November 23, 2009
Black Swan? Brown Cow? The Financial Markets Commons
Posted by Kristin Johnson
Many thanks to Gordon Smith and company for inviting me to guest blog on The Conglomerate.  I am delighted to discover in academia a place like The Conglomerate – a home for legal scholars engaged in the development of corporate law.  During my years as a transactional lawyer at a large firm in New York, friends directed me to this blog, and its participants inspired to believe that I would one day achieve my dream job – a law teaching position (hang in there, for those on the market).

My current research focuses on U.S. securities regulation and more specifically, credit default swap agreements. In the rush to judge these instruments, I believe that we may miss an important teaching moment.

Sage commentators have challenged the notion that the financial crisis is a black swan. I am not sure if it is a black swan, but I think that that we may be able to describe credit default swap agreements as brown cows. I have closely followed Erik and David’s posts discussing regulation of credit derivatives. I am working on a paper arguing that the regulatory response to these credut default swap agreements (self regulation, joint governance or a strict prohibition) should consider the instructive and illustrative “commons” literature.

Brown cows? Let me explain. In 1968, Garrett Hardin wrote the Tragedy of the Commons, an essay in which he described the “commons” as a large pasture open to cattle herders for public grazing. Each individual herder receives the full benefit of adding an additional cow to graze on the pasture but experiences only a small fraction of cost of adding the cow. Herders are, therefore, incentivized to add additional cows. The herders will not cease to add additional cows until the total number of cows exceeds the grazing capacity of the pasture, essentially exploiting the resource of the pasture to the point of exhaustion. Hardin described this illustration as the “tragedy of the commons” and noted that the “[f]reedom of the commons brings all to ruin.”
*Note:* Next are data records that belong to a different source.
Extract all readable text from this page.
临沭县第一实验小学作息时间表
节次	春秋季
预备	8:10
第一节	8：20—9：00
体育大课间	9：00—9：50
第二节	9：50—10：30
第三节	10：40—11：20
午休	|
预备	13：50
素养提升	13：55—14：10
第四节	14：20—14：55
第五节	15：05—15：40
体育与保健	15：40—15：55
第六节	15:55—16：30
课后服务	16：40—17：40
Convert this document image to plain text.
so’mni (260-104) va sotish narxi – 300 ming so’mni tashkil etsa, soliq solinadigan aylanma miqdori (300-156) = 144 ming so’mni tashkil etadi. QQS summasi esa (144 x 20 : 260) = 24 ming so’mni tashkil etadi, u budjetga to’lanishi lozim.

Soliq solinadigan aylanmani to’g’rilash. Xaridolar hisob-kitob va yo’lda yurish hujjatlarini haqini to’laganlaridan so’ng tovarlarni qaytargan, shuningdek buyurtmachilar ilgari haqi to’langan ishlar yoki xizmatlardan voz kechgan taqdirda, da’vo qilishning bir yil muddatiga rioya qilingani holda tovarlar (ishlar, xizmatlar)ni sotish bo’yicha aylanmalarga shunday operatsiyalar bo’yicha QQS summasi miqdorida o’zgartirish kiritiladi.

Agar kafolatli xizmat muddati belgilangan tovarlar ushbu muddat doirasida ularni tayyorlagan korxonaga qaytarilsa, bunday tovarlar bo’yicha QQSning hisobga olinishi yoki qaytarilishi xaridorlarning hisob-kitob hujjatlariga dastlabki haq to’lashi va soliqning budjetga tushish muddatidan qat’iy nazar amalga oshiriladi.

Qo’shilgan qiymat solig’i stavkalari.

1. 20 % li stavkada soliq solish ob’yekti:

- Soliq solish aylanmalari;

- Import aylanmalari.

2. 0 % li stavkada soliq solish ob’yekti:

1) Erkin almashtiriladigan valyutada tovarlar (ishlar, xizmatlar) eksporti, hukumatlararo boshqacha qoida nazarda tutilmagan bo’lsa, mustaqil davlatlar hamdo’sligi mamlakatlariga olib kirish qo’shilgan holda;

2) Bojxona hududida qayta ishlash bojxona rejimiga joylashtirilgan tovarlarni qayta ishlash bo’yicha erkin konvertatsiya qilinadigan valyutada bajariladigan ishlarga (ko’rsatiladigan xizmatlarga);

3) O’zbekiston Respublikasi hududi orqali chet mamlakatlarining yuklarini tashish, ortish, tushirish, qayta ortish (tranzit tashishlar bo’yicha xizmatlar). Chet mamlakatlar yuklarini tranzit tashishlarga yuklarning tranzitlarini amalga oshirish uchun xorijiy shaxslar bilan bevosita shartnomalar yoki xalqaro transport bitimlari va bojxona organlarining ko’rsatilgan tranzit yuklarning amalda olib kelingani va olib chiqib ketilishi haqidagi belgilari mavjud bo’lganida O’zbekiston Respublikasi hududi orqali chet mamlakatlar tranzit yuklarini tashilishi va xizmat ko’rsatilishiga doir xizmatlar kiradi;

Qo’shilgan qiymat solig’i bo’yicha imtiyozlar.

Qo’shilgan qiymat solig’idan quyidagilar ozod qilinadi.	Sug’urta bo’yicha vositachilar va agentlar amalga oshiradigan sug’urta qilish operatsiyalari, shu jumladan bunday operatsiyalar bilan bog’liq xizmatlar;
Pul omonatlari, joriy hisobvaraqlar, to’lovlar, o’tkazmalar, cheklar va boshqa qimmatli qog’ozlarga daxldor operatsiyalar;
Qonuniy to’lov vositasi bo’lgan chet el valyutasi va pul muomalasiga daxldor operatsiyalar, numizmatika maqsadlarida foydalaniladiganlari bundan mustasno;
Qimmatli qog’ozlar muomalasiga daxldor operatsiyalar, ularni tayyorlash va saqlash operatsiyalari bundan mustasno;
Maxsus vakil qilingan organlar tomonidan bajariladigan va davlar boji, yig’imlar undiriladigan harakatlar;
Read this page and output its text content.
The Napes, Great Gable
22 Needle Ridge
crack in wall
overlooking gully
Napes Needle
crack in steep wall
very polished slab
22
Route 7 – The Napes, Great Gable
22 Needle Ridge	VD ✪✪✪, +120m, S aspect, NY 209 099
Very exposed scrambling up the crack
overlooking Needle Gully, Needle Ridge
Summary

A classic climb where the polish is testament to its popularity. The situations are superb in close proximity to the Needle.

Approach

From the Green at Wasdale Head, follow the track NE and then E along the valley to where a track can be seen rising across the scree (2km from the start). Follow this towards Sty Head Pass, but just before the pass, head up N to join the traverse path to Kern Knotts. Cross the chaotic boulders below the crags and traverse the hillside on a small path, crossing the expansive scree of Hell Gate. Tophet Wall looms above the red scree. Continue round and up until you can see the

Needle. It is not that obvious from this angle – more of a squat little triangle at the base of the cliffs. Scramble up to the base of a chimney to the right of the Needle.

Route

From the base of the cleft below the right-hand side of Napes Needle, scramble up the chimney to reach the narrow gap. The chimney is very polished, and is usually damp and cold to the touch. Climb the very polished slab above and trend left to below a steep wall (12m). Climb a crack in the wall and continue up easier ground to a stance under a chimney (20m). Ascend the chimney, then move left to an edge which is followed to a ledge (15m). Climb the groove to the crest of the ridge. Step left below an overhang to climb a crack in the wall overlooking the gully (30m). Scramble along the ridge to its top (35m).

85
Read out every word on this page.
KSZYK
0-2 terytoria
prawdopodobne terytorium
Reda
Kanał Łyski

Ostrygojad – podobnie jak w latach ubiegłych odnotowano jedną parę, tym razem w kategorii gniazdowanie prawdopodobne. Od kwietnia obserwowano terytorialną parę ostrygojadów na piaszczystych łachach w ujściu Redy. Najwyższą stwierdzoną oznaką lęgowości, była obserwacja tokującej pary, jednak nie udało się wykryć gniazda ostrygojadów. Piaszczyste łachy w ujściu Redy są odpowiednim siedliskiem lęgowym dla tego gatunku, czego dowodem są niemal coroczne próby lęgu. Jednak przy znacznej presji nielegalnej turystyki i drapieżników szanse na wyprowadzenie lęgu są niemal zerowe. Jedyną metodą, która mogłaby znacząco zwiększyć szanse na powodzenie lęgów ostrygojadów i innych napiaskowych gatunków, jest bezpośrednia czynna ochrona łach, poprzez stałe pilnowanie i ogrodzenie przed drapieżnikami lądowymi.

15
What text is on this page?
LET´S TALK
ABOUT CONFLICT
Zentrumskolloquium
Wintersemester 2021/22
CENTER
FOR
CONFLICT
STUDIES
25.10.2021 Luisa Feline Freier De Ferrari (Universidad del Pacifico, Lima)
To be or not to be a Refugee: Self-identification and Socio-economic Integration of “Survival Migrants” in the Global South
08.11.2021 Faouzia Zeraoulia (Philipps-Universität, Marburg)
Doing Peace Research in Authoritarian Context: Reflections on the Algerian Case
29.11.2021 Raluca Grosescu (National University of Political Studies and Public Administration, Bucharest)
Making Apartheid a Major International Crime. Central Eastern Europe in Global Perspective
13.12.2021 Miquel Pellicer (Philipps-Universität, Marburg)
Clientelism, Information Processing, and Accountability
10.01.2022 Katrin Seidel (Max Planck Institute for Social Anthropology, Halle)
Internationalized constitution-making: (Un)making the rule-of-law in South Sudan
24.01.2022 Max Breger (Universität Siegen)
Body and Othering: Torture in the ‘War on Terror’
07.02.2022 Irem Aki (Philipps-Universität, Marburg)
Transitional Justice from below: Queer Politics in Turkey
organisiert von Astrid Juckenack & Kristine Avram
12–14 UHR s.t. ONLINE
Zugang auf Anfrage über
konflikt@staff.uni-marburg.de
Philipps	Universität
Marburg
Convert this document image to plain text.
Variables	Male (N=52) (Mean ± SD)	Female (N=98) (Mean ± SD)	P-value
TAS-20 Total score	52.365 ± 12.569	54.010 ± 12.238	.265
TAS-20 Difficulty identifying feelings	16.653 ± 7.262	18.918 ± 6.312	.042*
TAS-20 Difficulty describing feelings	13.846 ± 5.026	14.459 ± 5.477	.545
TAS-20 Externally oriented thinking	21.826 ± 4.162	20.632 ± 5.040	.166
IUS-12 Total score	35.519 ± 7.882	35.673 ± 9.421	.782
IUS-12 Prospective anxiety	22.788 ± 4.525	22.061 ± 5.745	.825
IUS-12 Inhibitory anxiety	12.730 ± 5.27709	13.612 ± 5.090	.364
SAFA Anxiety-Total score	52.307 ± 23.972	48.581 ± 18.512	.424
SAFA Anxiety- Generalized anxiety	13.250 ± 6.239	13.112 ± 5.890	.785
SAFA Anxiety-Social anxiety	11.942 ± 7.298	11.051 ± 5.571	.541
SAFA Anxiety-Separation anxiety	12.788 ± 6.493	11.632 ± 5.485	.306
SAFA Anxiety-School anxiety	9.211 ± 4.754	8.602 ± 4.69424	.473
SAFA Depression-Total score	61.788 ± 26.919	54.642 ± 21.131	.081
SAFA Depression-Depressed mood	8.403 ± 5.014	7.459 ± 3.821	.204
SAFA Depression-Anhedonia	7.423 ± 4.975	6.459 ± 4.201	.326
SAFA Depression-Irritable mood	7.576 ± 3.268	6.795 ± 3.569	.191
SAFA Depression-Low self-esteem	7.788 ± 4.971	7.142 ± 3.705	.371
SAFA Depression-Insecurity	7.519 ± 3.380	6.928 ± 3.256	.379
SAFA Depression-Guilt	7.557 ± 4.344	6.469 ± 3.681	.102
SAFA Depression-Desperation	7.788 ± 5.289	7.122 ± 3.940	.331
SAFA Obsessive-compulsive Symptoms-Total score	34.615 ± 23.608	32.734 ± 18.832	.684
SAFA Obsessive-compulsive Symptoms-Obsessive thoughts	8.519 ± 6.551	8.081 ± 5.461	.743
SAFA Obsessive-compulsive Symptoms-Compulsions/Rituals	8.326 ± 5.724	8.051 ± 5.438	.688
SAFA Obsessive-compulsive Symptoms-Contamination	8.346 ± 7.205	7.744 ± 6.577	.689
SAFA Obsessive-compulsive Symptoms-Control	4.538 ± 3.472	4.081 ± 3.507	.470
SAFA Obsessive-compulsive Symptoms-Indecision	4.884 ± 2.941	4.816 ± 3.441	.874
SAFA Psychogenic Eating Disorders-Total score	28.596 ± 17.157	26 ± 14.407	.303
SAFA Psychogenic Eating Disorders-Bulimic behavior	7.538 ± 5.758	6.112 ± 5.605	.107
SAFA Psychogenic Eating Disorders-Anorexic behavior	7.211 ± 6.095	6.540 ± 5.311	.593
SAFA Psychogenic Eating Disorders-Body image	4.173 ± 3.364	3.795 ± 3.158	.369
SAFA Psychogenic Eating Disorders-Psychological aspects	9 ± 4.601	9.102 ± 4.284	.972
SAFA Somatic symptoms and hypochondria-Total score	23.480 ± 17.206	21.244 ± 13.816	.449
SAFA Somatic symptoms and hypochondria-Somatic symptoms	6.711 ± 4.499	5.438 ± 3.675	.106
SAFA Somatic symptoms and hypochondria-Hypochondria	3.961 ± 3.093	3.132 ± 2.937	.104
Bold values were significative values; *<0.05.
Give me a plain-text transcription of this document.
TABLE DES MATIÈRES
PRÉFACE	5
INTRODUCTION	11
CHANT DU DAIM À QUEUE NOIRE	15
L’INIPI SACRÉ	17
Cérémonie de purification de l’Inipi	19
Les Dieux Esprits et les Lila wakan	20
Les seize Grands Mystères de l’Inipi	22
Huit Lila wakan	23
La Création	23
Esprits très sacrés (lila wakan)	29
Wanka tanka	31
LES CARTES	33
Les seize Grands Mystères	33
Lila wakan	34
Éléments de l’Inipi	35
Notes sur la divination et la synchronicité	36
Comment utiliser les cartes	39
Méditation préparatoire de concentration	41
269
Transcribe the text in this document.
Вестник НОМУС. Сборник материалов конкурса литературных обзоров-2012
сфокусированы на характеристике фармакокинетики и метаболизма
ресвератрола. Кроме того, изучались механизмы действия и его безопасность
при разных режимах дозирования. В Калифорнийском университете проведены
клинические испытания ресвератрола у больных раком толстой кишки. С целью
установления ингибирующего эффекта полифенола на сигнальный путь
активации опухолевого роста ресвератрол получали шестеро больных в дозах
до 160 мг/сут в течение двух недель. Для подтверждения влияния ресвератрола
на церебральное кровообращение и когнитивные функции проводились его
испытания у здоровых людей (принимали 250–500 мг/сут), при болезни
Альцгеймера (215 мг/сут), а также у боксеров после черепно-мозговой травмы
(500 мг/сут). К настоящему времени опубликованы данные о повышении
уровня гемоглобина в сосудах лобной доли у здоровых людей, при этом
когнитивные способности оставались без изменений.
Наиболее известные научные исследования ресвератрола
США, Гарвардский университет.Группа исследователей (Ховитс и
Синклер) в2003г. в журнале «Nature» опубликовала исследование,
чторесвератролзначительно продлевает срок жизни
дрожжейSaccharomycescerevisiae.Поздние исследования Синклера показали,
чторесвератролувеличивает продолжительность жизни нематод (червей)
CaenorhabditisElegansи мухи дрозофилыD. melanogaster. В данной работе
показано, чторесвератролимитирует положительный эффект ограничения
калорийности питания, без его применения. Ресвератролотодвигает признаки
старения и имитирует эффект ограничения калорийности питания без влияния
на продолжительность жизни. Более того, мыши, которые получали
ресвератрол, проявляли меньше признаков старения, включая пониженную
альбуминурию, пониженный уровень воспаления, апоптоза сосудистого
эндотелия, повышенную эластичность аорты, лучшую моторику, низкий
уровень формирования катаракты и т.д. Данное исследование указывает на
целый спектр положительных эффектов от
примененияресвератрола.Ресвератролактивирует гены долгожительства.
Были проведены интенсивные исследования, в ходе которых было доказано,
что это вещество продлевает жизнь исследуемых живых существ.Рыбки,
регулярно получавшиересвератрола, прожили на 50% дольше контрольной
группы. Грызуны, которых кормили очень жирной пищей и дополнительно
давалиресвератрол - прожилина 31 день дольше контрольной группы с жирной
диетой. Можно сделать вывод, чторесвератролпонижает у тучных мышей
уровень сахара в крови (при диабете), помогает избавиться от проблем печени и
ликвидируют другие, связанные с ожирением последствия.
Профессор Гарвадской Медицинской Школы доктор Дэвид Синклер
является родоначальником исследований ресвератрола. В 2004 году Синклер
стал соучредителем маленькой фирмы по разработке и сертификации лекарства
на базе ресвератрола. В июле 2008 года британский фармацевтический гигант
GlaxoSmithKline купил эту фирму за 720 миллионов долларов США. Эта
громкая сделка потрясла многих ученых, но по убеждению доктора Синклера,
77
Later theorists adapted the tragedy of the commons and applied the theory to a variety of natural resource markets that faced the risk of over-exploiteation such as fishing and logging and industrial activities that threatened water and air pollution. We have now applied the lessons from the tragedy of the commons in a diversity of contexts. There is an interesting analogy between the incentives of market participants in financial markets engaged in the origination and trading of investment products and other market strategies that create grave potential for over-exploitation. While consistent with the solutions proposed by Hardin in his original essay, solutions such as government intervention or licensing of rights to prevent exploitation fail to achieve the desired results. The SEC and CFTC’s turf wars facilitated the creation of the shadow behind which these instruments developed. During the two decades prior to the current financial crisis, notwithstanding the Shad-Johnson accords, self-interest and aggrandizement by the agencies may have prevented a successful effort to identify a sustainable regulatory approach to innovative investment instruments like credit default swap agreements. The current proposals crafted to fill the regulatory gap and limit or ban credit default swap agreements treat the symptoms but fall short of a cure.

Analysis of the regulation question may be better informed by a more careful description of the conditions that motivated the innovation of credit default swaps, the benefits and costs the instruments engender, and imagination enough to apply by analogy a thesis proffered by Elinor Ostrom, the first woman Nobel laureate, and Carol Rose in their analysis of the commons. In future posts, I will discuss Ostrom and Rose’s suggestions and explain the valuable contributions they make in solving some of the challenges posed by the financial markets commons generally and credit default swap agreements in particular.